Androgens are steroid hormones such as testosterone or androsterone that controls the development and maintenance of masculine characteristics.
- Rewrite References.
Boyle, M and Senior, K . (2002). Biology. London: Harper Collins Publishers Limited. P 446-462.
Kent, M . (2000). Advanced Biology. Oxford: Oxford University Press. P 246-261.
Tortora, G.J. and Derrickson, B. (2007). Principles of Anatomy and Physiology. United States of America: John Wiley & Sons, Inc. P 1057-1089.
Amendment 2
Journey of the egg
The eggs or ova are produced in the Graafian follicle of the ovaries where its journey for fertilization starts. During ovulation, the Graafian follicle breaks open and releases the egg. The released egg is captured by the fimbrae consisting of tiny hair-like cilia that beat in waves and the egg then enters the tissue fluid of pelvic cavity. The egg is then “wafted” by the finger like projections in the funnel of fallopian tube and move towards the fallopian tube. Once inside the fallopian tube, the egg and the sperm meet, and the egg is fertilised. The fertilised egg then starts to move towards the uterus for implantation where it is swept along by peristaltic contractions of the oviduct and movement of the cilia lining the oviduct.
Amendment 3
What is capacitation? Coment on hyaluronidase enzyme.

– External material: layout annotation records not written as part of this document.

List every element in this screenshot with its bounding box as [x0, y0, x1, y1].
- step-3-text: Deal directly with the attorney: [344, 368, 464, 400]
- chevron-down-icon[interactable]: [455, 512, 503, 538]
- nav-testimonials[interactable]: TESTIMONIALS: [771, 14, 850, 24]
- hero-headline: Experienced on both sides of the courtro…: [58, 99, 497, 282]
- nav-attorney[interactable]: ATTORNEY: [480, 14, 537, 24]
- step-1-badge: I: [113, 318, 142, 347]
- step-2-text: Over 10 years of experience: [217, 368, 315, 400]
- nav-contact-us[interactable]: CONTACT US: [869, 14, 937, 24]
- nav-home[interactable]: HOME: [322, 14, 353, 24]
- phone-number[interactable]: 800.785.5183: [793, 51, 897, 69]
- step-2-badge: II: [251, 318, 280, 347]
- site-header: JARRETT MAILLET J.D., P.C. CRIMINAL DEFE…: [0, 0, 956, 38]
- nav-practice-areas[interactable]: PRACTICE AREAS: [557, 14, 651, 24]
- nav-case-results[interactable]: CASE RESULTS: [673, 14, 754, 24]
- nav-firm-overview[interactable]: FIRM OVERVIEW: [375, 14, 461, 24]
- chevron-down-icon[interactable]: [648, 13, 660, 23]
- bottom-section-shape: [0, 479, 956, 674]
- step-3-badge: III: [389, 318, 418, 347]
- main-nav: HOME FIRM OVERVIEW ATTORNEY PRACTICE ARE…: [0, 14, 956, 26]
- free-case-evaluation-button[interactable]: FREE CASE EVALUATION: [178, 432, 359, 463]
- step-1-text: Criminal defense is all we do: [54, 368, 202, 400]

Capacitation is the change in the sperm head membrane that prepares it for fusion with the egg membrane. Hyaluronidase enzyme is released by the acrosome of the sperm cell after it has reached the oocyte. It digests proteins in the zona pellucida that surrounds the oocyte and enables the sperm nucleus to enter the oocyte for fusion with the egg nucleus.
Amendment 4
- Why is the foetus and maternal blood flow not joined by blood vessels?
The foetus and maternal blood flow is not joined by blood vessels but separated by the placenta. If this was not the case then the mother’s immune system would reject the foetus like any other foreign material and also the blood pressure of the mother is too high compared to that of the foetus that it would damage and burst open the foetal blood vessels and kill the foetus.
- Name one chemical stored in the placenta.
Calcium
-
How does the mother get rid of (i) CO2 (ii) Urea, entering to blood from the foetal blood (iii) Which substances give “passive immunity” to foetus?
The CO2 and urea from the foetal blood pass through the placenta and enter the blood of the mother. The mother’s blood then carry the CO2 to the lungs through which it is exhaled and urea to the kidneys through which it is excreted in urine. Maternal antibodies (MatAb) such as Immunoglobulin G provide “passive immunity” to the foetus.
Amendment 5
State correctly where oxytocin comes from.
Oxytocin is secreted by the posterior pituitary gland and prostaglandins in the placenta.
Amendment 6
Bibliography
Boyle, M and Senior, K . (2002). Biology. London: Harper Collins Publishers Limited. P 446-462.
Kent, M . (2000). Advanced Biology. Oxford: Oxford University Press. P 246-261.
Tortora, G.J. and Derrickson, B. (2007). Principles of Anatomy and Physiology. United States of America: John Wiley & Sons, Inc. P 1057-1089.